Algumas modalidades exigem reiteração de conduta; outras, basta uma só
ação para configurar o crime. Admite-se a tentativa nas formas comissivas.

Excludente de criminalidade. Estado de necessidade: a jurisprudência tem


admitido a exclusão de crime quando os pais humildes necessitam trabalhar,
deixando filhos amarrados ou presos dentro de casa.

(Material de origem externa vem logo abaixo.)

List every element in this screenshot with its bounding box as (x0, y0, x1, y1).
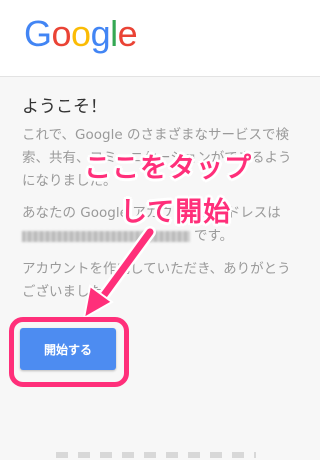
annotation-arrow-icon (82, 226, 156, 320)
start-button[interactable]: 開始する (20, 328, 116, 370)
footer-fade (56, 452, 256, 458)
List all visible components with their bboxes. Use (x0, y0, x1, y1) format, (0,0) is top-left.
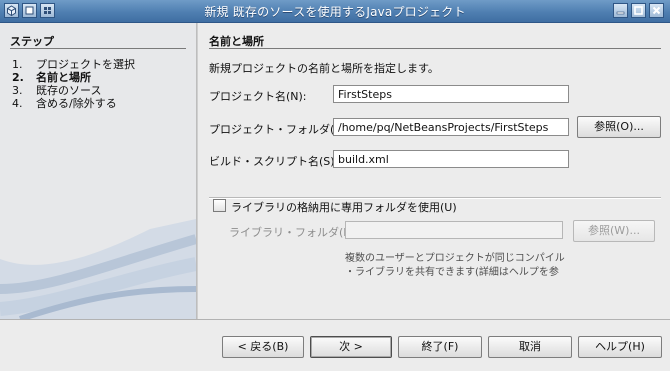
step-item: 3. 既存のソース (12, 84, 102, 97)
back-button[interactable]: < 戻る(B) (222, 336, 304, 358)
steps-divider (10, 48, 186, 49)
cancel-button[interactable]: 取消 (488, 336, 572, 358)
build-script-label: ビルド・スクリプト名(S): (209, 155, 339, 168)
build-script-input[interactable]: build.xml (333, 150, 569, 168)
decorative-swoosh-image (0, 219, 196, 319)
library-folder-checkbox[interactable] (213, 199, 226, 212)
library-folder-input[interactable] (345, 221, 563, 239)
finish-button[interactable]: 終了(F) (398, 336, 482, 358)
step-item: 4. 含める/除外する (12, 97, 117, 110)
browse-library-folder-button[interactable]: 参照(W)... (573, 220, 655, 242)
panel-heading: 名前と場所 (209, 35, 264, 48)
project-folder-label: プロジェクト・フォルダ(D): (209, 123, 351, 136)
button-bar: < 戻る(B) 次 > 終了(F) 取消 ヘルプ(H) (0, 319, 670, 371)
next-button[interactable]: 次 > (310, 336, 392, 358)
step-item: 1. プロジェクトを選択 (12, 58, 135, 71)
title-bar: 新規 既存のソースを使用するJavaプロジェクト (0, 0, 670, 23)
steps-panel: ステップ 1. プロジェクトを選択 2. 名前と場所 3. 既存のソース 4. 含める/… (0, 23, 196, 319)
minimize-icon[interactable] (613, 3, 628, 18)
close-icon[interactable] (649, 3, 664, 18)
library-folder-label: ライブラリ・フォルダ(I): (229, 226, 355, 239)
maximize-icon[interactable] (631, 3, 646, 18)
panel-description: 新規プロジェクトの名前と場所を指定します。 (209, 62, 439, 75)
panel-divider-line (209, 48, 661, 49)
project-folder-input[interactable]: /home/pq/NetBeansProjects/FirstSteps (333, 118, 569, 136)
library-help-text: 複数のユーザーとプロジェクトが同じコンパイル ・ライブラリを共有できます(詳細は… (345, 253, 565, 278)
help-button[interactable]: ヘルプ(H) (578, 336, 662, 358)
browse-project-folder-button[interactable]: 参照(O)... (577, 116, 661, 138)
project-name-label: プロジェクト名(N): (209, 90, 307, 103)
name-location-panel: 名前と場所 新規プロジェクトの名前と場所を指定します。 プロジェクト名(N): … (198, 23, 670, 319)
window-title: 新規 既存のソースを使用するJavaプロジェクト (204, 5, 466, 19)
step-item-current: 2. 名前と場所 (12, 71, 91, 84)
library-checkbox-label[interactable]: ライブラリの格納用に専用フォルダを使用(U) (231, 199, 457, 215)
project-name-input[interactable]: FirstSteps (333, 85, 569, 103)
steps-heading: ステップ (10, 35, 54, 48)
steps-list: 1. プロジェクトを選択 2. 名前と場所 3. 既存のソース 4. 含める/除外する (12, 58, 135, 110)
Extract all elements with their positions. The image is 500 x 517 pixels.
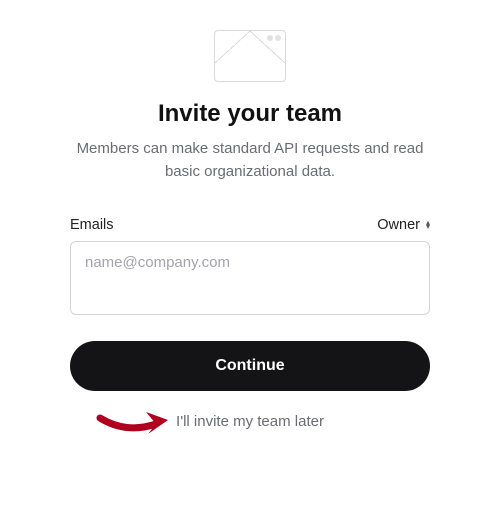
emails-input[interactable] [70,241,430,315]
emails-label: Emails [70,217,114,233]
skip-row: I'll invite my team later [70,413,430,430]
sort-caret-icon: ▴▾ [426,221,430,229]
role-select-label: Owner [377,217,420,233]
page-subtitle: Members can make standard API requests a… [70,138,430,183]
invite-later-link[interactable]: I'll invite my team later [176,413,324,430]
emails-field-header: Emails Owner ▴▾ [70,217,430,233]
continue-button[interactable]: Continue [70,341,430,391]
hero-icon-wrap [214,30,286,82]
envelope-icon [214,30,286,82]
page-title: Invite your team [158,100,342,128]
role-select[interactable]: Owner ▴▾ [377,217,430,233]
annotation-arrow-icon [96,404,174,440]
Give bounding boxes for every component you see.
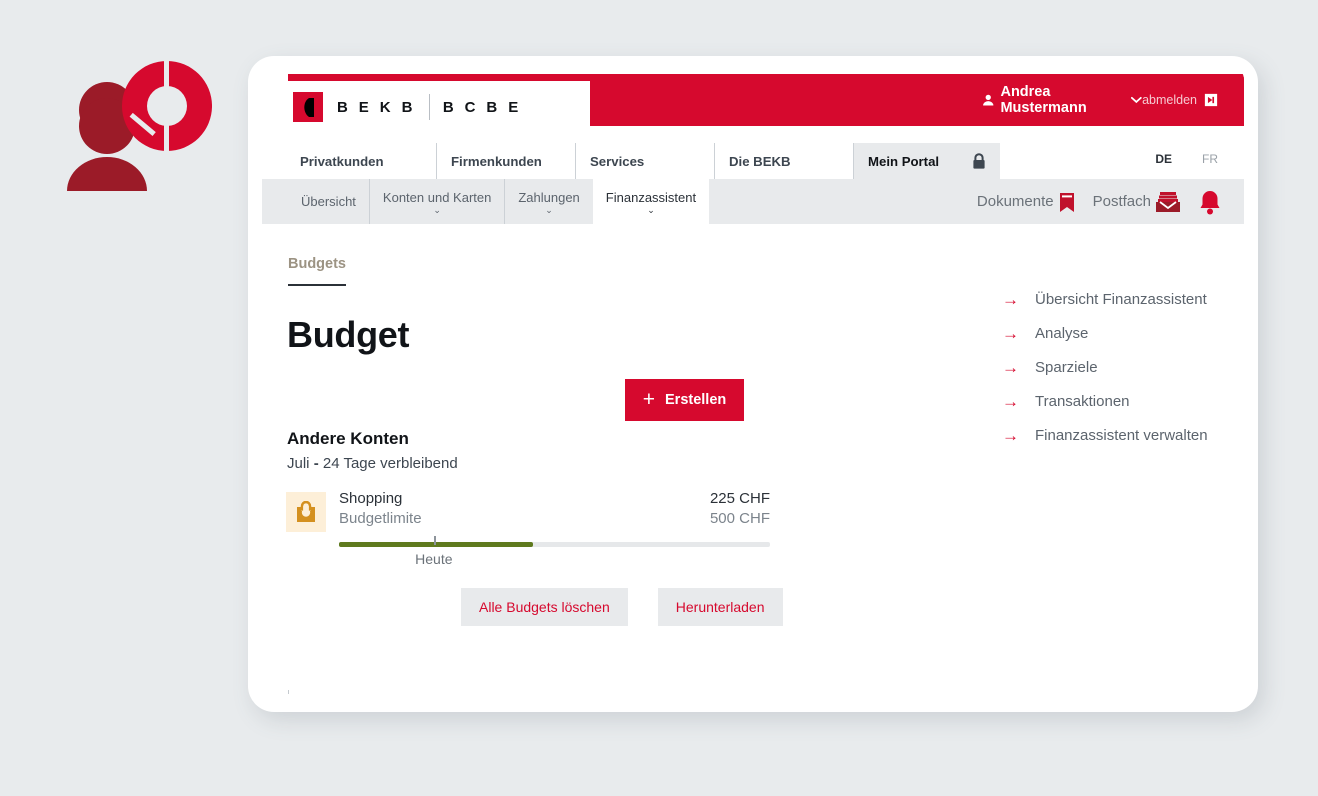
breadcrumb: ❯ Mein Portal ❯ Finanzassistent ❯ Budget… xyxy=(288,690,692,694)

Formas Qualificadas: §§ 1º e 2º.

Causa especial de aumento de pena: § 3º.

. CRIMES DE DANO E DE PERIGO


“Crimes de dano são os que só se consumam com a efetiva lesão do bem jurídico. Crimes de perigo são os que
se consumam tão só com a possibilidade do dano”. (Damásio de Jesus)
Damásio distingue os diversos tipos de perigo. Segundo ele, o perigo pode ser:
a-) presumido (Não precisa ser provado) ou concreto (necessita ser investigado e comprovado)
b-) individual (expõe uma única pessoa ao risco) ou coletivo (crimes contra incolumidade pública)
c-) atual (está ocorrendo), iminente (está prestes a desencadear-se) ou futuro (pode advir em ocasião posterior)
Mirabete conceitua também estes dois tipos de crime. Os crimes de dano “só se consumam com a efetiva lesão
do bem jurídico visado, por exemplo, lesão à vida. Nos crimes de perigo, o delito consuma-se com o simples
perigo criado para o bem jurídico”.
Segundo Magalhães Noronha, “crimes de perigo são os que se contentam com a probabilidade de dano. Crimes
de dano são os que só se consumam com a efetiva lesão do bem jurídico tutelado”.
Nos crimes de perigo, o delito consuma-se com o simples perigo criado para o bem
jurídico. O perigo pode ser individual, quando expõe ao risco o interesse de uma só ou
de um número determinado de pessoas (arts.130,132, etc.), ou coletivo (comum),
quando ficam expostos ao risco os interesses jurídicos de um número indeterminado de
pessoas, tais como nos crimes de perigo comum (arts. 250, 251, 254, etc.); atual, que
está ocorrendo, iminente, que está prestes a desencadear-se ou futuro, pode advir em
ocasião posterior.

Às vezes, a lei exige o perigo concreto, que deve ser comprovado (arts. 130, 134, etc.);
outras vezes refere-se ao perigo abstrato, presumido pela norma que se contenta com a
prática do fato e pressupõe ser ele perigoso (arts. 135, 253, 269, etc.).

Segundo Magalhães Noronha, “Crimes de perigo são os que se contentam com a


probabilidade de dano. Crimes de dano são os que só se consumam com a efetiva lesão
do bem jurídico tutelado.”

Artigos do Código Penal brasileiro:

 130- Perigo de contágio venéreo


 132- Perigo para a vida ou saúde de outrem
 134- Exposição ou abandono de recém-nascido
 135- Omissão de socorro
 250- Incêndio
 251- Explosão
 253- Fabrico, fornecimento, aquisição posse ou transporte de explosivos ou gás
tóxico, ou asfixiante
 254- Inundação
 269- Omissão de notificação de doença

Crime de dano

Crime de dano é aquele que não se consuma apenas com o perigo, é necessário que
ocorra uma efetiva destruição, a um bem jurídico penalmente protegido.